The Internal Revenue Service recently issued a consumer alert about possible scams in the wake of Hurricane Sandy.
It's common for scam artists to impersonate charities to steal money or private information from well-intentioned taxpayers on the heels of a major disaster. Fraudulent schemes may involve contact by telephone, social media, email or in-person solicitations.
The IRS warns people wanting to make disaster-related charitable donations to avoid scam artists by following these tips:
w Donate to recognized charities.
w Be wary of charities with names that are similar to familiar or nationally known organizations. Some phony charities use names or websites that sound or look like those of respected, legitimate organizations. The IRS website at IRS.gov has a search feature, Exempt Organizations Select Check, that allows people to find authentic, qualified charities. They can also be found on the Federal Emergency Management Agency (FEMA) website at fema.gov.

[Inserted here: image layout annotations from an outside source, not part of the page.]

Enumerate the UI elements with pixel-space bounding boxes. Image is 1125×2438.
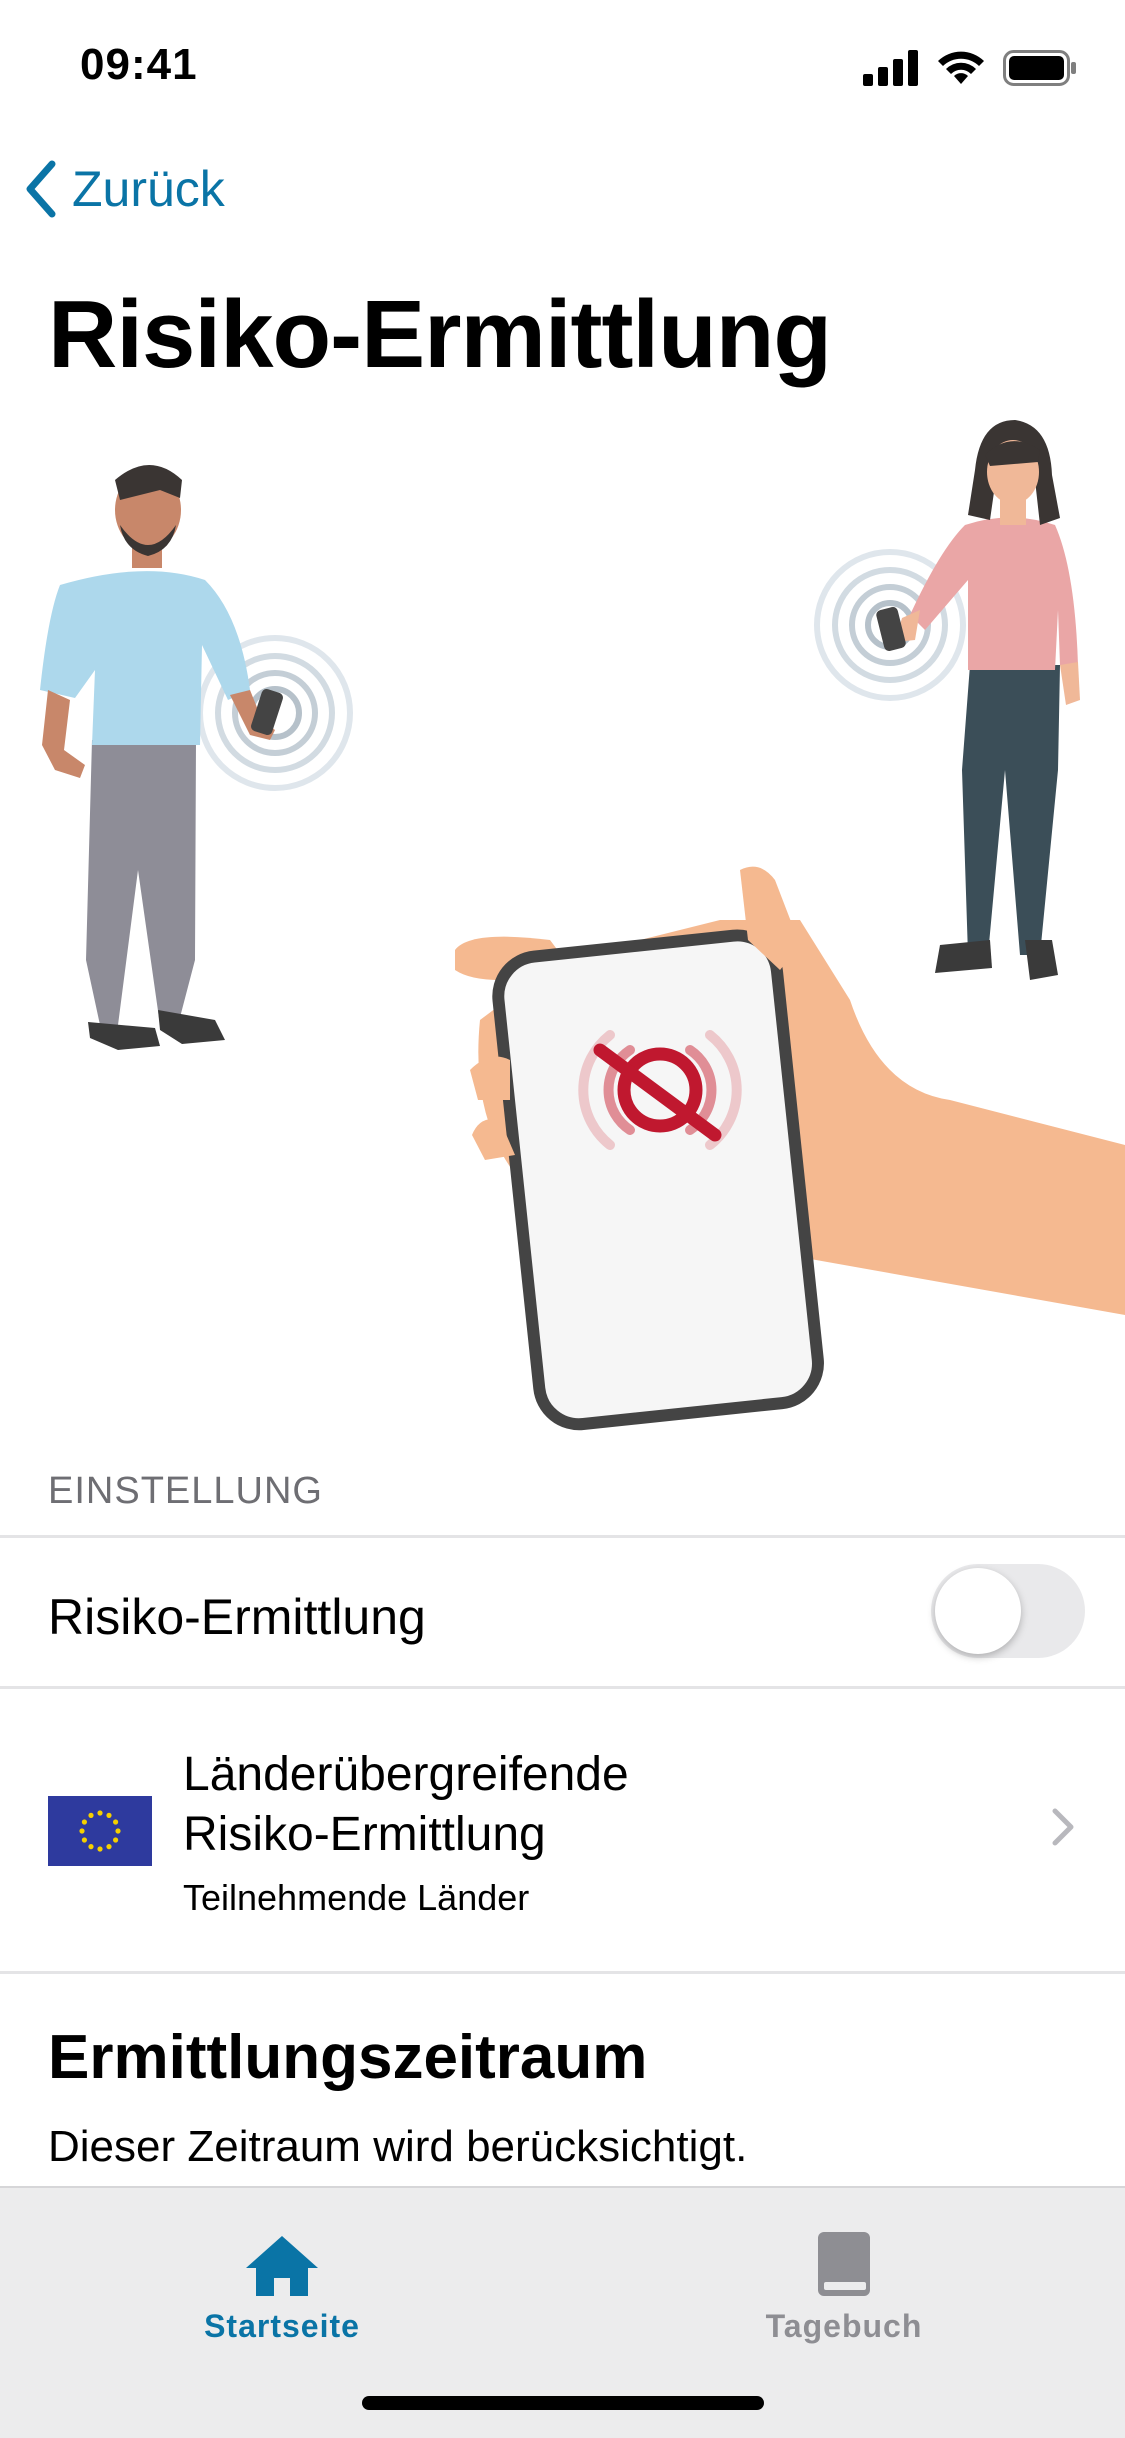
battery-icon	[1003, 50, 1076, 86]
back-label: Zurück	[72, 161, 225, 217]
home-indicator	[362, 2396, 764, 2410]
section-header: EINSTELLUNG	[48, 1470, 323, 1512]
toggle-knob	[935, 1568, 1021, 1654]
cross-border-row[interactable]: Länderübergreifende Risiko-Ermittlung Te…	[0, 1689, 1125, 1971]
book-icon	[818, 2232, 870, 2296]
chevron-left-icon	[26, 160, 56, 218]
chevron-right-icon	[1052, 1808, 1074, 1846]
cross-border-title-line1: Länderübergreifende	[183, 1748, 629, 1801]
tab-diary-label: Tagebuch	[765, 2308, 923, 2344]
woman-figure	[814, 420, 1080, 980]
home-icon	[246, 2236, 318, 2296]
cross-border-subtitle: Teilnehmende Länder	[183, 1877, 530, 1918]
period-description: Dieser Zeitraum wird berücksichtigt.	[48, 2122, 748, 2171]
tab-diary[interactable]: Tagebuch	[694, 2208, 994, 2358]
divider	[0, 1971, 1125, 1974]
cellular-signal-icon	[863, 50, 918, 86]
risk-detection-toggle[interactable]	[931, 1564, 1085, 1658]
period-heading: Ermittlungszeitraum	[48, 2023, 648, 2092]
status-time: 09:41	[80, 40, 198, 89]
status-icons	[863, 48, 1077, 88]
man-figure	[40, 465, 353, 1050]
wifi-icon	[938, 51, 984, 84]
eu-flag-icon	[48, 1796, 152, 1866]
back-button[interactable]: Zurück	[24, 160, 225, 218]
tab-home[interactable]: Startseite	[132, 2208, 432, 2358]
page-title: Risiko-Ermittlung	[48, 281, 832, 388]
risk-detection-row[interactable]: Risiko-Ermittlung	[0, 1538, 1125, 1686]
risk-detection-label: Risiko-Ermittlung	[48, 1589, 426, 1645]
tab-home-label: Startseite	[204, 2308, 360, 2344]
cross-border-title-line2: Risiko-Ermittlung	[183, 1808, 546, 1861]
contact-tracing-illustration	[40, 420, 1125, 1431]
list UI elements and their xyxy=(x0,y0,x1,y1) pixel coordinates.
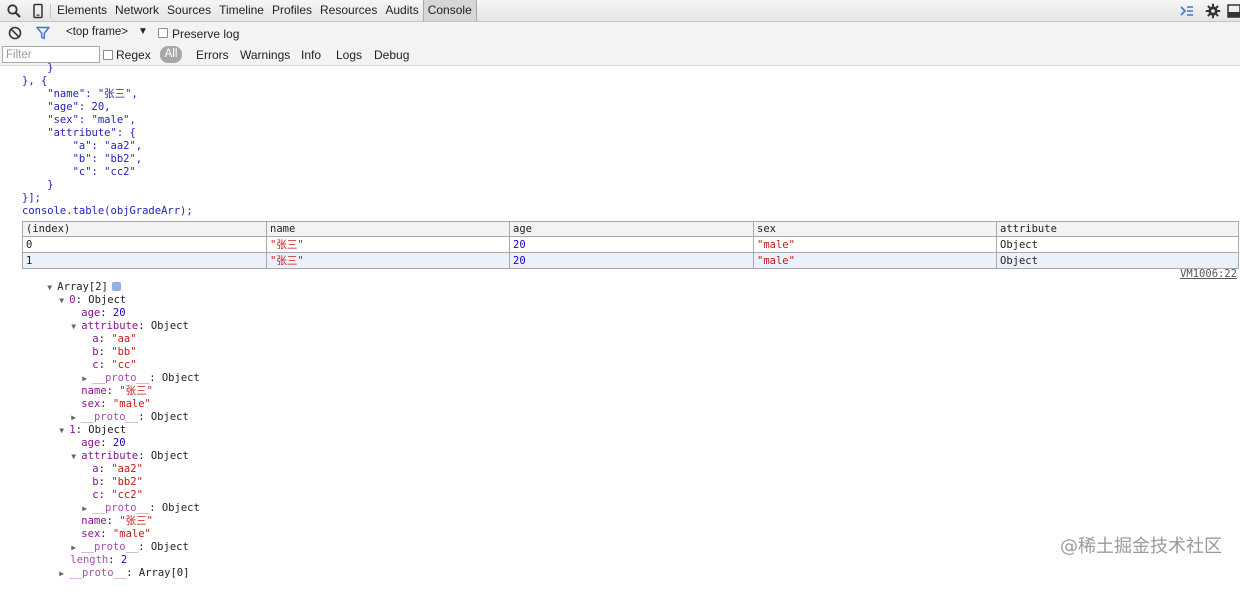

w Don't give out personal financial information -- such as Social Security numbers or credit card and bank account numbers and passwords. Scam artists use this information to steal your identity and money.
w Don't give or send cash. For security and tax record purposes, contribute by check or credit card or another way that provides documentation of the gift.
w Taxpayers suspecting disaster-related frauds should go to IRS.gov and search for the keywords "Report Phishing."
More information about tax scams and schemes may be found at IRS.gov using the keywords "scams and schemes."